利用葉基香葉醇挽救斑馬魚尾鰭再生時因雙磷酸鹽損害細胞之功能

Abstract

雙磷酸鹽類藥物引起之顎骨壞死是雙磷酸鹽治療主要副作用之一。至今，尚未有對於BRONJ的有效治療方式。含氮雙磷酸鹽（N-BPS）抑制焦磷酸合酶（FPPS）在mevalonate pathway（MVP）。香葉基香葉醇（GGOH）和香葉醇(FOH)代謝產物的下降被認為是顎骨壞死的主要因素。先前的體外研究已經顯示含氮雙磷酸鹽(N-BP)中的負面影響，降低不同類型的細胞的生存力和遷移的能力。本研究的目的是要測試，下游代謝產物的應用可以逆轉含氮雙磷酸鹽中負面的生物學效應。

我們利用斑馬魚的鰭再生模型探討其影響，試圖以mevalonate pathway下游生化產物在野生種(wild type) 斑馬魚中進行挽救實驗(rescue experiment)，進行更細微之觀察及研究。並利用抗酒石酸磷酸酶(Tartrate-resistant acid phosphatase, TRAP)的特性作為呈色的方法，標定活體內的蝕骨細胞，藉此觀察在香葉基香葉醇(geranylgeraniol, GGOH) 和香葉醇(FOH)的影響下，蝕骨細胞受到的影響。

本實驗首先利用calcein活體染色來觀察此藥物對成魚尾鰭切除後再生之型態是否有影響。再利用TRAP呈色法，觀察斑馬魚截切尾鰭後，蝕骨細胞之活化時間、移動方向的動態變化。藉以釐清活體魚之蝕骨細胞及尾鰭鰭條骨再生如何受香葉基香葉醇的影響。

實驗結果顯示，尾鰭再生觀察發現TRAP的呈色，雙磷酸鹽會抑制蝕骨細胞表現，甚至影響其活性。而香葉基香葉醇(geranylgeraniol, GGOH) 和香葉醇(FOH)對尾鰭再生部分發現骨質再生具有顯著影響，具有促進骨質生成作用。其結果可進一步延伸到在治療BRONJ的臨床應用。本次研究發現geranylgeraniol(GGOH)的調節蝕骨細胞的處理，更凸顯了GGOH的重要性，其臨床應用是進一步研究的課題。

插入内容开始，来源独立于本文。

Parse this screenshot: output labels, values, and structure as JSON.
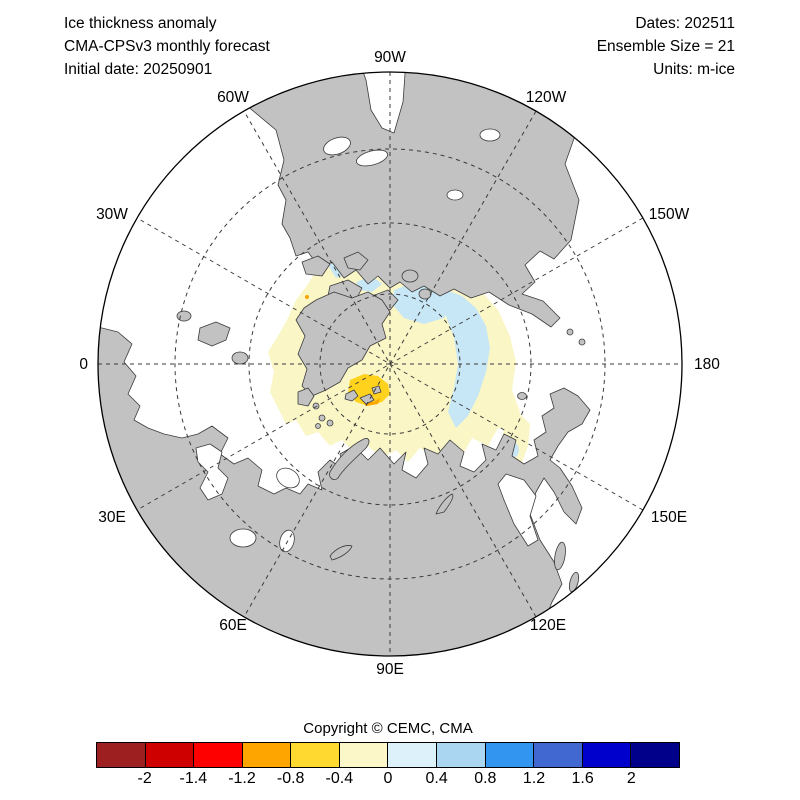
{
  "title_block": {
    "line1": "Ice thickness anomaly",
    "line2": "CMA-CPSv3 monthly forecast",
    "line3": "Initial date: 20250901"
  },
  "info_block": {
    "line1": "Dates: 202511",
    "line2": "Ensemble Size = 21",
    "line3": "Units: m-ice"
  },
  "map": {
    "projection": "north polar stereographic, 0E at left, 90W at top, 180 at right, 90E at bottom",
    "longitude_labels": [
      "90W",
      "120W",
      "150W",
      "180",
      "150E",
      "120E",
      "90E",
      "60E",
      "30E",
      "0",
      "30W",
      "60W"
    ],
    "fill_colors": {
      "land": "#c2c2c2",
      "ocean": "#ffffff",
      "ice_neg_weak": "#faf6c6",
      "ice_pos_weak": "#c7e7f6",
      "ice_neg_mod": "#ffd21e",
      "ice_neg_strong": "#ffa500"
    }
  },
  "footer": {
    "copyright": "Copyright © CEMC, CMA"
  },
  "colorbar": {
    "colors": [
      "#9e1f1f",
      "#ce0000",
      "#ff0000",
      "#ffa500",
      "#ffd930",
      "#fbf7c8",
      "#dcf1fa",
      "#aad6f2",
      "#3295f0",
      "#4167d1",
      "#0000cc",
      "#00008b"
    ],
    "ticks": [
      "-2",
      "-1.4",
      "-1.2",
      "-0.8",
      "-0.4",
      "0",
      "0.4",
      "0.8",
      "1.2",
      "1.6",
      "2"
    ]
  },
  "chart_data": {
    "type": "heatmap",
    "title": "Ice thickness anomaly",
    "subtitle": "CMA-CPSv3 monthly forecast",
    "units": "m-ice",
    "legend_ticks": [
      -2,
      -1.4,
      -1.2,
      -0.8,
      -0.4,
      0,
      0.4,
      0.8,
      1.2,
      1.6,
      2
    ],
    "legend_colors": [
      "#9e1f1f",
      "#ce0000",
      "#ff0000",
      "#ffa500",
      "#ffd930",
      "#fbf7c8",
      "#dcf1fa",
      "#aad6f2",
      "#3295f0",
      "#4167d1",
      "#0000cc",
      "#00008b"
    ],
    "regions": [
      {
        "area": "central Arctic Ocean",
        "anomaly": "-0.4 to 0 (pale yellow)"
      },
      {
        "area": "East Siberian / Chukchi sector and Canadian Archipelago channels",
        "anomaly": "0 to 0.4 (pale blue)"
      },
      {
        "area": "small area near Svalbard / Franz Josef Land",
        "anomaly": "-1.2 to -0.4 (gold with orange core)"
      }
    ]
  }
}
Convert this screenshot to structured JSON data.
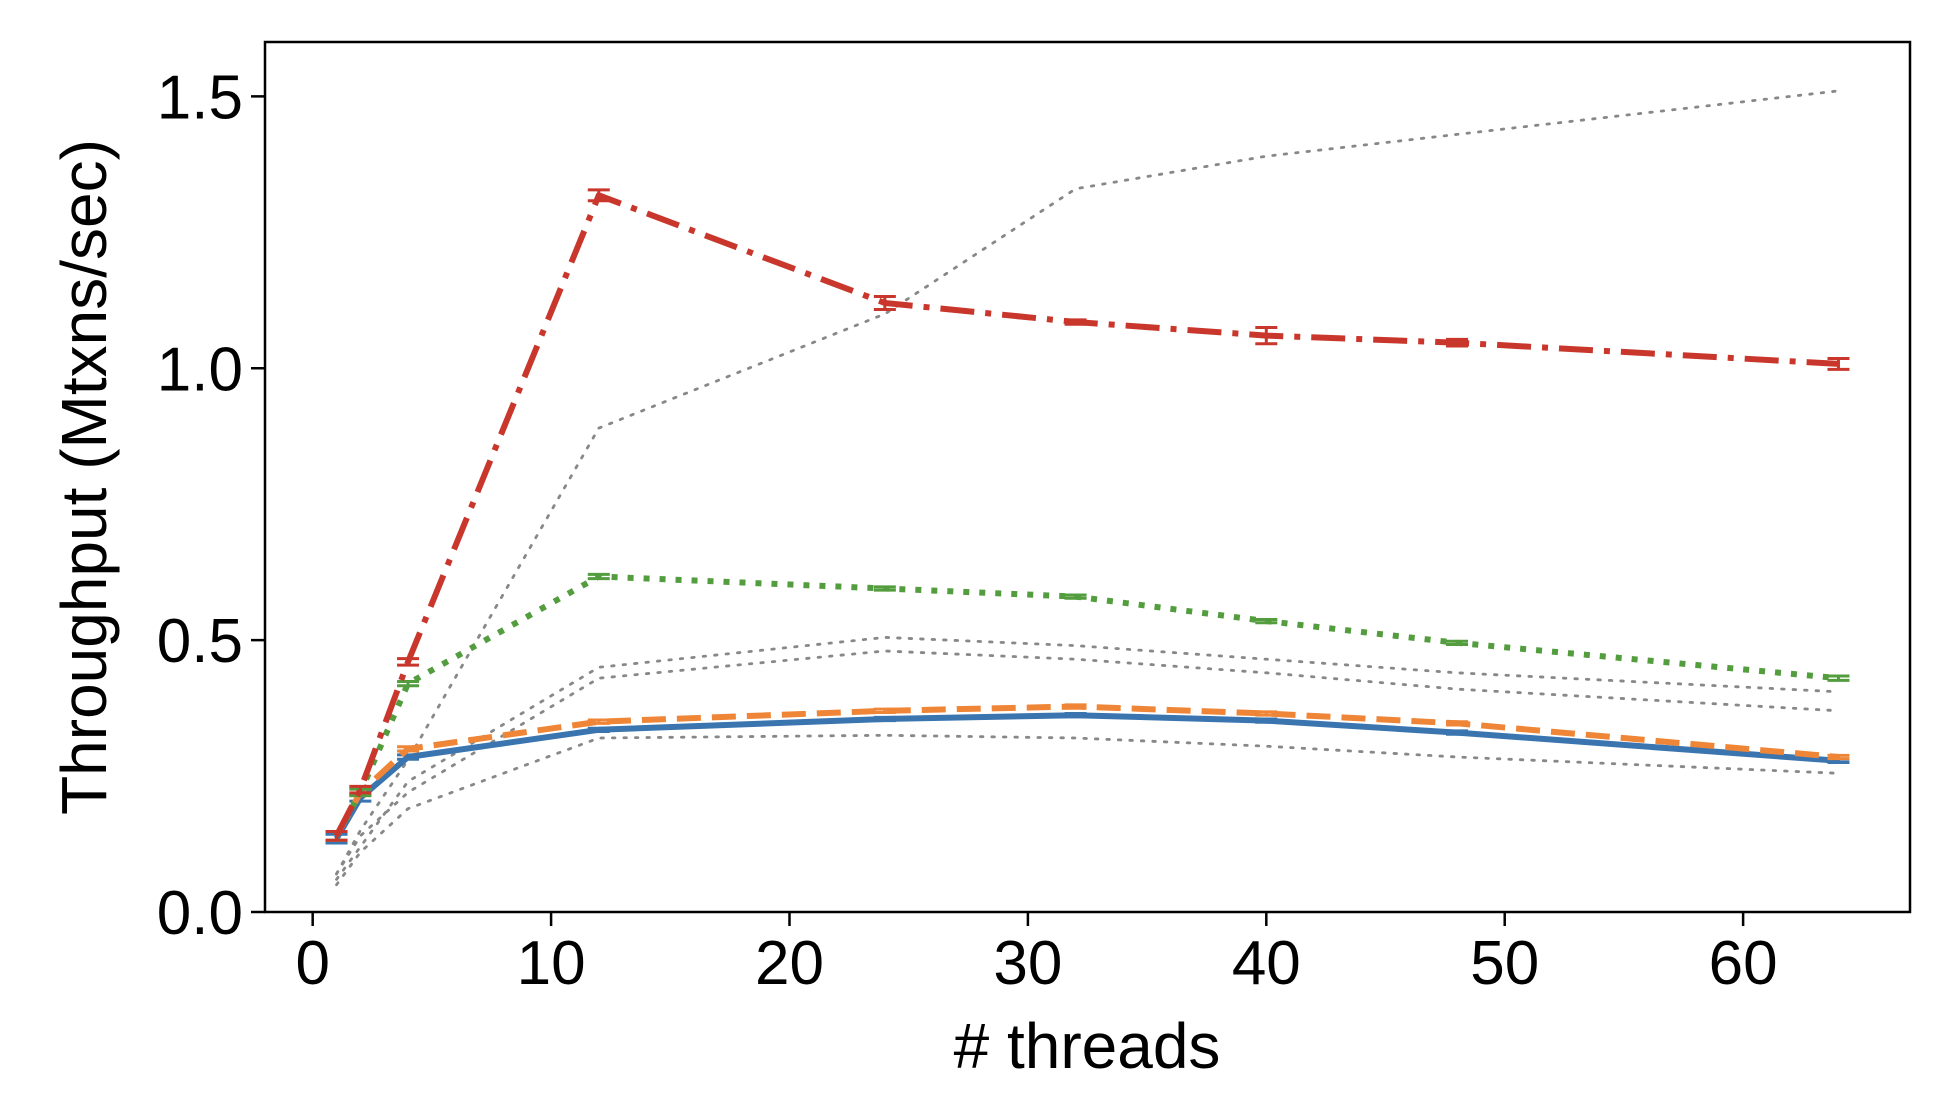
{
  "chart_data": {
    "type": "line",
    "xlabel": "# threads",
    "ylabel": "Throughput (Mtxns/sec)",
    "xlim": [
      -2,
      67
    ],
    "ylim": [
      0,
      1.6
    ],
    "x_ticks": [
      "0",
      "10",
      "20",
      "30",
      "40",
      "50",
      "60"
    ],
    "y_ticks": [
      "0.0",
      "0.5",
      "1.0",
      "1.5"
    ],
    "x_tick_values": [
      0,
      10,
      20,
      30,
      40,
      50,
      60
    ],
    "y_tick_values": [
      0,
      0.5,
      1.0,
      1.5
    ],
    "grid": false,
    "legend": "none",
    "series": [
      {
        "style": "solid",
        "color": "#3a75b0",
        "x": [
          1,
          2,
          4,
          12,
          24,
          32,
          40,
          48,
          64
        ],
        "y": [
          0.135,
          0.21,
          0.285,
          0.335,
          0.355,
          0.362,
          0.352,
          0.33,
          0.278
        ],
        "err": [
          0.008,
          0.006,
          0.004,
          0.003,
          0.003,
          0.003,
          0.003,
          0.003,
          0.003
        ]
      },
      {
        "style": "dashed",
        "color": "#ef8536",
        "x": [
          1,
          2,
          4,
          12,
          24,
          32,
          40,
          48,
          64
        ],
        "y": [
          0.14,
          0.22,
          0.3,
          0.35,
          0.37,
          0.378,
          0.365,
          0.347,
          0.285
        ],
        "err": [
          0.008,
          0.006,
          0.004,
          0.003,
          0.003,
          0.003,
          0.003,
          0.003,
          0.003
        ]
      },
      {
        "style": "dotted",
        "color": "#539d3f",
        "x": [
          1,
          2,
          4,
          12,
          24,
          32,
          40,
          48,
          64
        ],
        "y": [
          0.14,
          0.22,
          0.42,
          0.617,
          0.595,
          0.58,
          0.535,
          0.495,
          0.43
        ],
        "err": [
          0.008,
          0.006,
          0.004,
          0.004,
          0.003,
          0.003,
          0.003,
          0.003,
          0.004
        ]
      },
      {
        "style": "dashdot",
        "color": "#c9372c",
        "x": [
          1,
          2,
          4,
          12,
          24,
          32,
          40,
          48,
          64
        ],
        "y": [
          0.14,
          0.225,
          0.46,
          1.318,
          1.12,
          1.085,
          1.06,
          1.047,
          1.008
        ],
        "err": [
          0.008,
          0.006,
          0.006,
          0.01,
          0.012,
          0.004,
          0.015,
          0.006,
          0.01
        ]
      }
    ],
    "reference_series": [
      {
        "style": "dotted-thin",
        "color": "#888888",
        "x": [
          1,
          2,
          4,
          12,
          24,
          32,
          40,
          48,
          64
        ],
        "y": [
          0.07,
          0.15,
          0.28,
          0.89,
          1.1,
          1.33,
          1.39,
          1.43,
          1.51
        ]
      },
      {
        "style": "dotted-thin",
        "color": "#888888",
        "x": [
          1,
          2,
          4,
          12,
          24,
          32,
          40,
          48,
          64
        ],
        "y": [
          0.06,
          0.12,
          0.24,
          0.45,
          0.505,
          0.49,
          0.465,
          0.44,
          0.405
        ]
      },
      {
        "style": "dotted-thin",
        "color": "#888888",
        "x": [
          1,
          2,
          4,
          12,
          24,
          32,
          40,
          48,
          64
        ],
        "y": [
          0.07,
          0.14,
          0.22,
          0.43,
          0.48,
          0.465,
          0.44,
          0.41,
          0.37
        ]
      },
      {
        "style": "dotted-thin",
        "color": "#888888",
        "x": [
          1,
          2,
          4,
          12,
          24,
          32,
          40,
          48,
          64
        ],
        "y": [
          0.05,
          0.11,
          0.19,
          0.32,
          0.325,
          0.32,
          0.305,
          0.285,
          0.255
        ]
      }
    ]
  }
}
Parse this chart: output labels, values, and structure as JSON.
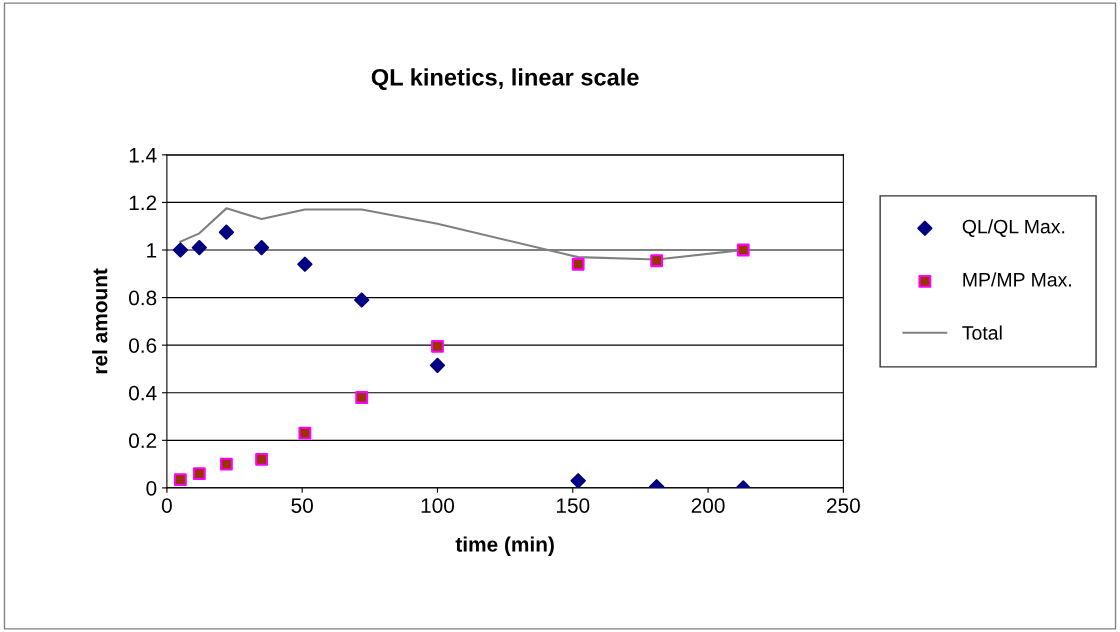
{
  "chart_data": {
    "type": "scatter",
    "title": "QL kinetics, linear scale",
    "xlabel": "time (min)",
    "ylabel": "rel amount",
    "x": [
      5,
      12,
      22,
      35,
      51,
      72,
      100,
      152,
      181,
      213
    ],
    "series": [
      {
        "name": "QL/QL Max.",
        "color": "#000080",
        "marker": "diamond",
        "values": [
          1.0,
          1.01,
          1.075,
          1.01,
          0.94,
          0.79,
          0.515,
          0.03,
          0.005,
          0.0
        ]
      },
      {
        "name": "MP/MP Max.",
        "color": "#993300",
        "marker": "square",
        "values": [
          0.035,
          0.06,
          0.1,
          0.12,
          0.23,
          0.38,
          0.595,
          0.94,
          0.955,
          1.0
        ]
      },
      {
        "name": "Total",
        "type": "line",
        "color": "#808080",
        "marker": "none",
        "values": [
          1.035,
          1.07,
          1.175,
          1.13,
          1.17,
          1.17,
          1.11,
          0.97,
          0.96,
          1.0
        ]
      }
    ],
    "xlim": [
      0,
      250
    ],
    "xticks": [
      0,
      50,
      100,
      150,
      200,
      250
    ],
    "ylim": [
      0,
      1.4
    ],
    "yticks": [
      0,
      0.2,
      0.4,
      0.6,
      0.8,
      1,
      1.2,
      1.4
    ],
    "grid": "y",
    "legend": "right"
  }
}
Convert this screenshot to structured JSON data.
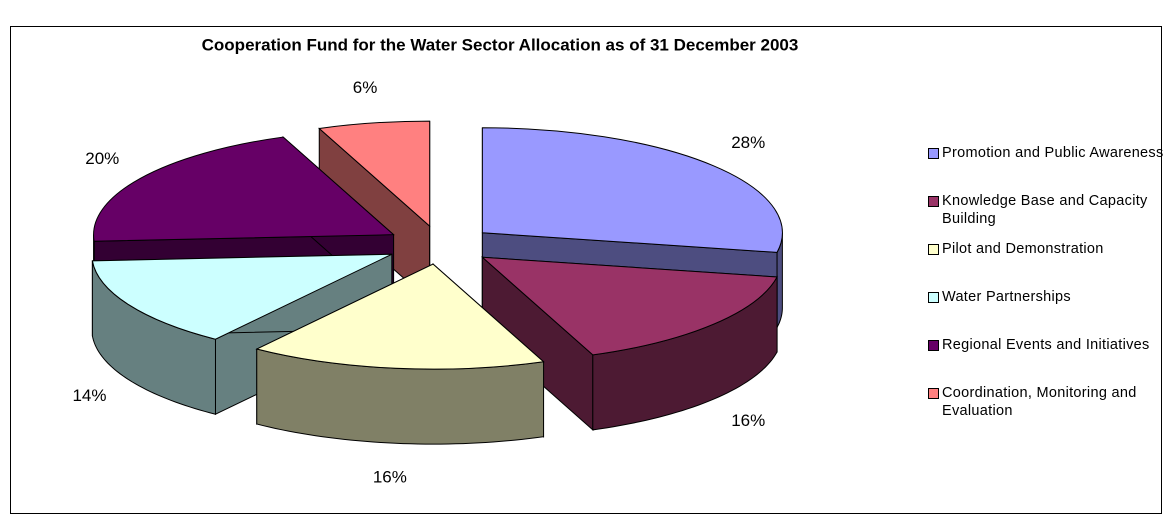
{
  "chart_data": {
    "type": "pie3d",
    "title": "Cooperation Fund for the Water Sector Allocation as of 31 December 2003",
    "categories": [
      "Promotion and Public Awareness",
      "Knowledge Base and Capacity Building",
      "Pilot and Demonstration",
      "Water Partnerships",
      "Regional Events and Initiatives",
      "Coordination, Monitoring and Evaluation"
    ],
    "values": [
      28,
      16,
      16,
      14,
      20,
      6
    ],
    "value_labels": [
      "28%",
      "16%",
      "16%",
      "14%",
      "20%",
      "6%"
    ],
    "colors": [
      "#9999ff",
      "#993366",
      "#ffffcc",
      "#ccffff",
      "#660066",
      "#ff8080"
    ],
    "legend": "right"
  }
}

Bisphosphonate-related osteonecrosis of the jaw (BRONJ) is one of the main side effects of bisphosphonate therapy (BPT). To date, there is no effective therapy of the BRONJ. Nitrogen-containing bisphosphonates (N-BPs) target to the inhibition of pyrophosphate synthase (FPPS) in the mevalonate pathway. Consequently, decreased synthesis of the downstream metabolites, geranylgeraniol (GGOH) and farnesol (FOH), is believed to largely account for the development of BRONJ. Previous in vitro studies have shown the negative effects of N-BPs on decreased viability and migration capacity of different cell types. The aim of our study was to demonstrate that the application of downstream metabolites may reverse the negative biological effects of N-BPs. Amputation-regeneration model of zebrafish caudal fin was employed to analyze the effects of drug administration. Alendronate (N-BP), farnesol, and geranylgeraniol at 7.5×10-5M were used to treat the fish by incubation. The regenerated bones in the fin were documented by calcein staining. The dynamic appearance of ostelclasts during the process was observed by TRAP staining. The bone regeneration impaired by alendronate was reversed to normal in the presence of GGOH and FOH. In addition, the morphological restoration was delineated by TRAP staining to reveal the distribution of osteoclasts. The results showed that the number and distribution of osteoclasts were restored to normal likewise. Hence, systemic application of GGOH and FOH may reduce the side effects of bisphosphonate therapy. In this study, we demonstrate that the impairing effects of alendronate on bone regeneration and osteoclast activities may be reversed by application of GGOH and FOH. Our study in zebrafish provides a vivid animal model to investigate the BRONJ in vivo. And the results may further extend to the clinical applications in treating BRONJ.